Real-world treatment with abiraterone acetate in patients with chemotherapy-naive metastatic castration-resistant prostate cancer (mCRPC).

Abstract

239 Background: In the COU-AA-302 trial, abiraterone acetate plus prednisone (AAP) resulted in extension of radiographic progression-free survival (rPFS) and overall survival in chemotherapy-naïve mCRPC patients compared to prednisone alone. However, limited data on AAP treatment and outcomes is available in the real-world in this setting. The aim of this study is to describe the duration of AAP treatment in routine clinical practice in mCRPC patients prior to chemotherapy.
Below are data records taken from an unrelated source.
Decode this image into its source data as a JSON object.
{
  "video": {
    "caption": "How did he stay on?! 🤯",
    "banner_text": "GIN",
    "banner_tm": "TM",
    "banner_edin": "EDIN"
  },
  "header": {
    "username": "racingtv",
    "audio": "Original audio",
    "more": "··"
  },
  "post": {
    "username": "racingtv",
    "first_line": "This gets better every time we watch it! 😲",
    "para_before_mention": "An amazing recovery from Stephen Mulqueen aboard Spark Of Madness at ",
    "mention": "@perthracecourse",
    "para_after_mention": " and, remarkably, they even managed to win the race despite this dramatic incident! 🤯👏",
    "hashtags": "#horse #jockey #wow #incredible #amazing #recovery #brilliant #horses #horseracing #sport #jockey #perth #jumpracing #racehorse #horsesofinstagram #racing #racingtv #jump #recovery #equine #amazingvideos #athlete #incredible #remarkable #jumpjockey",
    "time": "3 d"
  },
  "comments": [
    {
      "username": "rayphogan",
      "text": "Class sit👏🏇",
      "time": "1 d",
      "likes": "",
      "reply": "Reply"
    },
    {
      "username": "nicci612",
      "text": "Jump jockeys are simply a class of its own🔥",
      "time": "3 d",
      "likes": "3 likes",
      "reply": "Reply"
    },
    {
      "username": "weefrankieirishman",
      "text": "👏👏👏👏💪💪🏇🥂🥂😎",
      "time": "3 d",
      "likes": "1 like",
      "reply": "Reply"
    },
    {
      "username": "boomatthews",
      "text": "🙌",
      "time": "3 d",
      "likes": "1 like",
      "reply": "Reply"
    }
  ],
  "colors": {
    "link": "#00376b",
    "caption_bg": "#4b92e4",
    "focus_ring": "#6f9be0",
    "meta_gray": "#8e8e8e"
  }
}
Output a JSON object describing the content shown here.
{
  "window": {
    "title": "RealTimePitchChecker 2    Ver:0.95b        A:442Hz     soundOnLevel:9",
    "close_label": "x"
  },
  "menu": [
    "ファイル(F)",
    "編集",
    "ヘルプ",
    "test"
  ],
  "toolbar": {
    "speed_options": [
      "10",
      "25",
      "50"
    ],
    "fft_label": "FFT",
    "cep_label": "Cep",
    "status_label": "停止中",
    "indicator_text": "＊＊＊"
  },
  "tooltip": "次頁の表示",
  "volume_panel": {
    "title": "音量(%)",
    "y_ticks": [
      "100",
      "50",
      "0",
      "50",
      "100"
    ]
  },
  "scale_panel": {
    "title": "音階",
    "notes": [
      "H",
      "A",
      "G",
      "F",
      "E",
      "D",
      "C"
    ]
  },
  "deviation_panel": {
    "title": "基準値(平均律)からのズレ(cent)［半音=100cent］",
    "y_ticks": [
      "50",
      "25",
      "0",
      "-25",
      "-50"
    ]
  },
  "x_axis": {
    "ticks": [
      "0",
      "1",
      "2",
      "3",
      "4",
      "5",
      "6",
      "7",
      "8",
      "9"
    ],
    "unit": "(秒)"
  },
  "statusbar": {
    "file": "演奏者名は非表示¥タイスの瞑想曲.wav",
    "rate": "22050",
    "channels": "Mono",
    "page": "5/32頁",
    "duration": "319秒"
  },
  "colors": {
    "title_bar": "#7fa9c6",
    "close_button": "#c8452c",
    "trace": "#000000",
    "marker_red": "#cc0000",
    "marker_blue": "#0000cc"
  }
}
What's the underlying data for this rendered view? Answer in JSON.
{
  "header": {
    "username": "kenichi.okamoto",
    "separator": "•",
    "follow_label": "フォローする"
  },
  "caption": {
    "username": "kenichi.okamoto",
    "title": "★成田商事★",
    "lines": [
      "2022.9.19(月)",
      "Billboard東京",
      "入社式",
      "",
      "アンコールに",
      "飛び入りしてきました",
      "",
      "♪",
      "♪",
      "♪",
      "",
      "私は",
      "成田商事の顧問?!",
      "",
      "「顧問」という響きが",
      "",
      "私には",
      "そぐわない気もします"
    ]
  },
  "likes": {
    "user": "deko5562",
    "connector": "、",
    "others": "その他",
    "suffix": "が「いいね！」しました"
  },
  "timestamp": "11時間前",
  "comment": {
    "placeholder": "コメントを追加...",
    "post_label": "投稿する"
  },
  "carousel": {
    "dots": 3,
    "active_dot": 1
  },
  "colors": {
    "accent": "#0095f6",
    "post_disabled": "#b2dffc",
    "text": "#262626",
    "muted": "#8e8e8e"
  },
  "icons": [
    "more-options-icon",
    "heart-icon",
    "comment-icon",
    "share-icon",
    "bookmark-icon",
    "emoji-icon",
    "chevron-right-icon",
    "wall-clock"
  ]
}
Methods: The study was designed as a retrospective chart review of mCRPC patients identified through oncology and urology practice in Belgium, France, Germany and the UK. This first analysis reports baseline patient characteristics at AAP initiation for the first 224 patients. Treatment duration, PFS and rPFS were estimated using Kaplan-Meier curves. Potential factors associated with treatment duration were explored using the log-rank test. Results: Data from 224 mCRPC patients treated with AAP (Belgium: 67; Germany: 150; UK: 7; none from France) across 19 centres was considered in this initial analysis. At baseline, the median age was 75.5 years (interquartile range [IQR]: 69.0-82.0) and the median PSA level was 50.0 ng/mL (IQR: 21.0-121.0). Patients with visceral metastases (9.8%) and ECOG 2-3 (9.4%) were included in this study, in contrast to those included in the COU-AA-302 study. Median duration of AAP treatment was 11.6 months (95% confidence interval [CI]: 10.2-12.8), whilst median PFS and rPFS were 11.9 months (95% CI: 10.8-13.3) and 16.5 months (95% CI: 13.5-20.0), respectively. Reasons for discontinuing AAP involved PSA progression (52.2%), radiographic progression (38.9%), symptomatic progression (27.8%), non-toxic death (19.4%) and toxicity (2.2%). Treatment duration was significantly longer in mCRPC patients with either baseline ECOG status 0, lower PSA, alkaline phosphatase, aspartate aminotransferase, or lactate dehydrogenase levels (p < 0.05). Conclusions: The results of this study suggest similar treatment duration and rPFS for mCRPC patients in this real-life cohort with poorer clinical features compared to those observed in the COU-AA-302 trial population.